Clarifying How to Correctly Access Alignment History #36

RylanSchaeffer · 2017-07-29T22:49:55Z

I have a problem with the Seq2Seq library, and I'm trying to use this tutorial to find out where my bug is. My problem is that my model's alignment values are initially uniformly distributed across encoder outputs; however, the alignment values remain the same even after training, despite the fact that my model's accuracy climbs from chance (25%) to 100%. My problem is structured in a way that the only way to do well at it is for the decoder to learn to pay attention.

Copying and pasting from the earlier Github issue:

As background, both my inputs and labeled outputs at each time step are vectors of shape (4, ). I run my encoder for 500 steps i.e. inputs have shape (minibatch size, 500, 4), and my decoder runs for approximately 40-41 steps i.e. final output has shape (minibatch size, 41, 4). Each output label depends roughly on 12 sequential inputs, so for example, the first output depends on inputs 1-12, the second output depends on inputs 13-24, etc.

I don't use embeddings since doing so isn't applicable for my problem.

I reduced my model to a single layer encoder, single layer decoder to eliminate any mistake I might be making with multi-layered architectures. The encoder is a bidirectional RNN.

At the start of training, my alignment_history has roughly random uniform weights. Its shape is (41, minibatch size, 500) (although I could transpose it from time-major to batch-major). alignment_history will have values between 0.001739 and 0.002241, which makes sense - randomly initialized attention should be around 1/500 = 0.002. Additionally, my model performs at chance (25% classification accuracy).

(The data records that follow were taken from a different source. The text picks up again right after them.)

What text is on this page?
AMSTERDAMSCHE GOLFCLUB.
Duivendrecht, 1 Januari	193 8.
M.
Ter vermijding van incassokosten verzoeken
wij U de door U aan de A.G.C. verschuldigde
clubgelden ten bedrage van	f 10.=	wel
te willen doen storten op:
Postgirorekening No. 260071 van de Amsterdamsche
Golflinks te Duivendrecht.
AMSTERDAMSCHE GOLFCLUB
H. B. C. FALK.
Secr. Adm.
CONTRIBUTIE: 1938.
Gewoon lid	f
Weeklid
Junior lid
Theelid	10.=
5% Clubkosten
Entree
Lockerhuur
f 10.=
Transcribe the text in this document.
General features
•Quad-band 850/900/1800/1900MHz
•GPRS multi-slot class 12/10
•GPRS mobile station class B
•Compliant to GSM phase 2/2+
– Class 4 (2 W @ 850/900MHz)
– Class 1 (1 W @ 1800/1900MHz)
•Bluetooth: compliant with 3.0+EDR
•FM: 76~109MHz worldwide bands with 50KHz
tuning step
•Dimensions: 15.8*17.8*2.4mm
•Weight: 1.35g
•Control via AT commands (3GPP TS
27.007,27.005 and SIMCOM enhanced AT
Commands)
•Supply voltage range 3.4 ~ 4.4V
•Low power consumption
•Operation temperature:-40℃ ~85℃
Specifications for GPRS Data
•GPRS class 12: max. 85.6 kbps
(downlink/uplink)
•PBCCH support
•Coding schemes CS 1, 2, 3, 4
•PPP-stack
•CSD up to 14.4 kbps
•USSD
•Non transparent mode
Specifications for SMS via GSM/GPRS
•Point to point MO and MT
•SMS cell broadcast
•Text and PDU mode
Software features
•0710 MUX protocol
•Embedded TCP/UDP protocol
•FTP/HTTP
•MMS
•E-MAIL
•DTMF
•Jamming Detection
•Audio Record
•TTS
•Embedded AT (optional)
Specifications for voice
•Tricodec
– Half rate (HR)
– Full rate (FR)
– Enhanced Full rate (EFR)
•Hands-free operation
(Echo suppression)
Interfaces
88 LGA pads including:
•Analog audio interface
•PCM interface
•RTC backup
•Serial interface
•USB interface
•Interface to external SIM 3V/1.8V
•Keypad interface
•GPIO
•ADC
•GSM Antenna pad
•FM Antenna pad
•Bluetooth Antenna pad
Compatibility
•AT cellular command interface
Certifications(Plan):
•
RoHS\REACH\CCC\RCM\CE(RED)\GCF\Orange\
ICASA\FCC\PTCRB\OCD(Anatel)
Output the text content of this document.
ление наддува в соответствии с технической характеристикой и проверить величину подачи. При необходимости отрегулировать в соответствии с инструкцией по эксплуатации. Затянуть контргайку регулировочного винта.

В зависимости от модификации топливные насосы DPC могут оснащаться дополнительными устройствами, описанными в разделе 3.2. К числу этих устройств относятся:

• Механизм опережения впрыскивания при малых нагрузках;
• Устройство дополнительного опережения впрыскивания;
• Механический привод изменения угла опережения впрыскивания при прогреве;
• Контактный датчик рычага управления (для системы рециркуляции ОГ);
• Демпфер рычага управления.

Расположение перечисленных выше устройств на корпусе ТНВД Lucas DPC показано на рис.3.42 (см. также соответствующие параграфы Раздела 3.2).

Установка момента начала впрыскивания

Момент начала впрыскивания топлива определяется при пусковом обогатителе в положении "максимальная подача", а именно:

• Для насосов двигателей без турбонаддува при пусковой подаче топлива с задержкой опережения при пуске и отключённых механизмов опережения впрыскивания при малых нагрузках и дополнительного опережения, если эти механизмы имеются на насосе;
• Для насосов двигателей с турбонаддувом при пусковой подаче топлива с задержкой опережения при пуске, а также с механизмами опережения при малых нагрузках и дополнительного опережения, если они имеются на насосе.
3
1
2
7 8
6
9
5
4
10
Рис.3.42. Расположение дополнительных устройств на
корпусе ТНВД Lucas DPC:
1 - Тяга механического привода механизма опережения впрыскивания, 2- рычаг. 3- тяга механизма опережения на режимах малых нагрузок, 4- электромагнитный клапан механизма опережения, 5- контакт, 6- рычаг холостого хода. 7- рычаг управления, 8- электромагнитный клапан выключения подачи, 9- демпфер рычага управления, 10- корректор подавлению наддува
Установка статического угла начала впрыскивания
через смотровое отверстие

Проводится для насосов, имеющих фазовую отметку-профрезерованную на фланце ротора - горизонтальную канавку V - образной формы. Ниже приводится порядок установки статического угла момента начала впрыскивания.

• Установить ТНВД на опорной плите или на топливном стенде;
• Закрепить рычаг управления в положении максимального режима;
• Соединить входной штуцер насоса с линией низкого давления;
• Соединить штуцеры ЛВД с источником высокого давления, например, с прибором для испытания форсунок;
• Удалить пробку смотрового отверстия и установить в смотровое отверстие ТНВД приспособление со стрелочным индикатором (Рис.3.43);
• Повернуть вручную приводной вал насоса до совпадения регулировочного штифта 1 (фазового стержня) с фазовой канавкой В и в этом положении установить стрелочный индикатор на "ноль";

During training, my model converges to 100% classification accuracy on both training and validation data, as shown below.

The model never sees the same training data twice, so I'm 99% confident that the model isn't memorizing the training data. However, after training, the values of alignment_history effectively haven't changed; the values now look randomly chosen from between 0.00185 and 0.00219.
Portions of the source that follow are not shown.